First timer temp and humidity question

Stormimay

Songster
9 Years
Mar 27, 2014
51
45
131
upstate South Carolina
Hi all! Thanks in advance for any help you can give me. I am a first timer at everything here. This past Tuesday I got 24 guinea eggs and placed them into my still air incubator. It had been set up the day before and the thermometer showed that it was maintaining a temperature between 96 degrees and 101 degrees pretty steadily. I couldn't get it anymore stable than that. I have been adding water every day and turning the eggs 3 times a day, and every time I do that the temp drops about 5 degrees or so. This worried me but I was told it should be alright.
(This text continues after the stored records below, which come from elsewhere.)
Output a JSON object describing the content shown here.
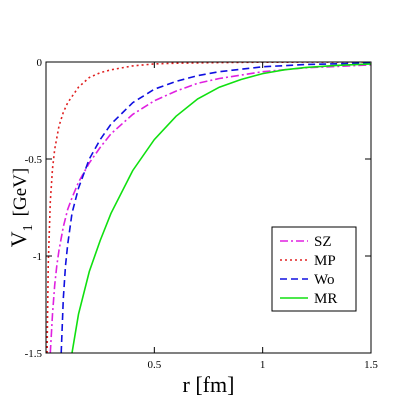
{
  "chart_data": {
    "type": "line",
    "xlabel": "r [fm]",
    "ylabel": "V",
    "ylabel_subscript": "1",
    "ylabel_unit": "[GeV]",
    "xlim": [
      0.0,
      1.5
    ],
    "ylim": [
      -1.5,
      0.0
    ],
    "x_ticks": [
      0.5,
      1.0,
      1.5
    ],
    "x_tick_labels": [
      "0.5",
      "1",
      "1.5"
    ],
    "y_ticks": [
      0.0,
      -0.5,
      -1.0,
      -1.5
    ],
    "y_tick_labels": [
      "0",
      "-0.5",
      "-1",
      "-1.5"
    ],
    "grid": false,
    "legend_position": "bottom-right",
    "series": [
      {
        "name": "SZ",
        "color": "#e020e0",
        "dash": "dash-dot",
        "x": [
          0.02,
          0.03,
          0.04,
          0.05,
          0.06,
          0.08,
          0.1,
          0.12,
          0.15,
          0.2,
          0.25,
          0.3,
          0.4,
          0.5,
          0.6,
          0.7,
          0.8,
          1.0,
          1.2,
          1.5
        ],
        "y": [
          -1.5,
          -1.3,
          -1.15,
          -1.05,
          -0.97,
          -0.85,
          -0.76,
          -0.7,
          -0.62,
          -0.52,
          -0.44,
          -0.37,
          -0.27,
          -0.2,
          -0.15,
          -0.11,
          -0.085,
          -0.05,
          -0.03,
          -0.015
        ]
      },
      {
        "name": "MP",
        "color": "#e02020",
        "dash": "dotted",
        "x": [
          0.005,
          0.01,
          0.02,
          0.03,
          0.04,
          0.06,
          0.08,
          0.1,
          0.15,
          0.2,
          0.25,
          0.3,
          0.4,
          0.5,
          0.6,
          0.8,
          1.0,
          1.5
        ],
        "y": [
          -1.5,
          -1.05,
          -0.72,
          -0.55,
          -0.45,
          -0.33,
          -0.26,
          -0.21,
          -0.13,
          -0.08,
          -0.055,
          -0.04,
          -0.02,
          -0.01,
          -0.006,
          -0.003,
          -0.001,
          0.0
        ]
      },
      {
        "name": "Wo",
        "color": "#1010e0",
        "dash": "dashed",
        "x": [
          0.07,
          0.08,
          0.09,
          0.1,
          0.12,
          0.15,
          0.2,
          0.25,
          0.3,
          0.4,
          0.5,
          0.6,
          0.7,
          0.8,
          1.0,
          1.2,
          1.5
        ],
        "y": [
          -1.5,
          -1.22,
          -1.05,
          -0.94,
          -0.78,
          -0.65,
          -0.5,
          -0.4,
          -0.32,
          -0.21,
          -0.14,
          -0.1,
          -0.07,
          -0.05,
          -0.025,
          -0.013,
          -0.005
        ]
      },
      {
        "name": "MR",
        "color": "#10e010",
        "dash": "solid",
        "x": [
          0.12,
          0.15,
          0.2,
          0.25,
          0.3,
          0.4,
          0.5,
          0.6,
          0.7,
          0.8,
          0.9,
          1.0,
          1.1,
          1.2,
          1.35,
          1.5
        ],
        "y": [
          -1.5,
          -1.3,
          -1.08,
          -0.92,
          -0.78,
          -0.56,
          -0.4,
          -0.28,
          -0.19,
          -0.13,
          -0.09,
          -0.06,
          -0.04,
          -0.028,
          -0.017,
          -0.01
        ]
      }
    ]
  }
}
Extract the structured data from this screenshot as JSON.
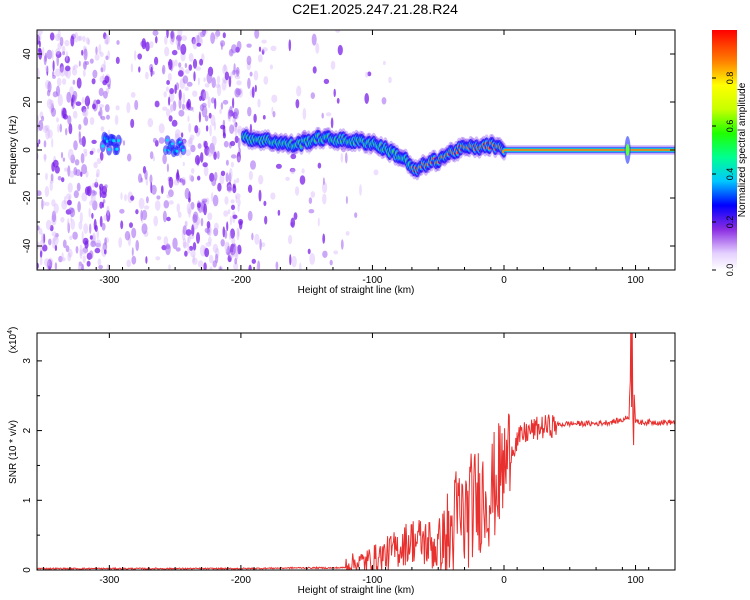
{
  "title": "C2E1.2025.247.21.28.R24",
  "chart_data": [
    {
      "type": "heatmap",
      "xlabel": "Height of straight line (km)",
      "ylabel": "Frequency (Hz)",
      "xlim": [
        -355,
        130
      ],
      "ylim": [
        -50,
        50
      ],
      "xticks": [
        -300,
        -200,
        -100,
        0,
        100
      ],
      "yticks": [
        -40,
        -20,
        0,
        20,
        40
      ],
      "xtick_labels": [
        "-300",
        "-200",
        "-100",
        "0",
        "100"
      ],
      "ytick_labels": [
        "-40",
        "-20",
        "0",
        "20",
        "40"
      ],
      "colorbar": {
        "label": "Normalized spectral amplitude",
        "range": [
          0,
          1
        ],
        "ticks": [
          0.0,
          0.2,
          0.4,
          0.6,
          0.8
        ],
        "tick_labels": [
          "0.0",
          "0.2",
          "0.4",
          "0.6",
          "0.8"
        ]
      },
      "ridge": {
        "x": [
          -300,
          -290,
          -250,
          -195,
          -180,
          -160,
          -140,
          -120,
          -100,
          -85,
          -75,
          -68,
          -60,
          -50,
          -40,
          -30,
          -20,
          -10,
          0,
          90,
          100,
          130
        ],
        "y": [
          3,
          1,
          2,
          5,
          4,
          2,
          5,
          4,
          3,
          -1,
          -4,
          -9,
          -6,
          -4,
          -1,
          1,
          1,
          2,
          0,
          0,
          0,
          0
        ]
      }
    },
    {
      "type": "line",
      "xlabel": "Height of straight line (km)",
      "ylabel": "SNR (10 * v/v)",
      "multiplier": "(x10",
      "multiplier_exp": "4",
      "xlim": [
        -355,
        130
      ],
      "ylim": [
        0,
        3.4
      ],
      "xticks": [
        -300,
        -200,
        -100,
        0,
        100
      ],
      "yticks": [
        0,
        1,
        2,
        3
      ],
      "xtick_labels": [
        "-300",
        "-200",
        "-100",
        "0",
        "100"
      ],
      "ytick_labels": [
        "0",
        "1",
        "2",
        "3"
      ],
      "series": [
        {
          "name": "SNR",
          "color": "#e8302e",
          "x": [
            -355,
            -300,
            -250,
            -200,
            -160,
            -130,
            -110,
            -100,
            -90,
            -80,
            -70,
            -60,
            -50,
            -40,
            -35,
            -30,
            -25,
            -20,
            -15,
            -10,
            -5,
            0,
            5,
            10,
            15,
            20,
            30,
            40,
            50,
            60,
            70,
            80,
            90,
            95,
            97,
            100,
            110,
            120,
            130
          ],
          "y": [
            0.02,
            0.02,
            0.02,
            0.02,
            0.03,
            0.03,
            0.04,
            0.06,
            0.12,
            0.2,
            0.3,
            0.25,
            0.15,
            0.5,
            0.8,
            0.7,
            0.9,
            1.0,
            1.1,
            1.1,
            1.3,
            1.45,
            1.7,
            1.85,
            1.95,
            2.0,
            2.05,
            2.08,
            2.1,
            2.1,
            2.1,
            2.12,
            2.15,
            2.2,
            3.3,
            2.12,
            2.12,
            2.12,
            2.12
          ]
        }
      ]
    }
  ]
}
I didn't like the cheap thermometer and that I couldn't see the humidity level, so today, the fifth day of having eggs, I bought an "indoor comfort monitor." Imagine my horror when I put it in and saw it measure a temperature of only 86 degrees. The old thermometer still said 99. Now my new one says it is 99 degrees (I turn the incubator up) and my old one (I left it in to compare, I'll take it out in a minute) says it is 112 degrees. So my eggs have been under heated this whole time. Are they dead? Are they fine and I just need to start the clock over? The humidity is about 74%, which is probably what it has been pretty steadily. I feel so stupid and frustrated. Please advise. Thank you!
 
You don't have to go nuts over whether or not the thermometer is right. I say if you bought a decent thermometer it is more likely to be right than the one on a styro bator, those are notorious for being wrong. Not all thermometers can be calibrated in fact many cannot. I don't use digital thermometers I go with bulb type and compared it at the store with the 15 others hanging there and picked one that was consistent with many of the others and avoided the ones that read differently. I would go with the one you have and see how your hatch goes, if you have an early hatch is running a bit warm, late hatch it's running a bit cool. Buying more thermometers and leaving them around your incubator will possibly make you more uncertain as those still airs have a reputation for having hot and cold spots so they will likely have different readings anyways.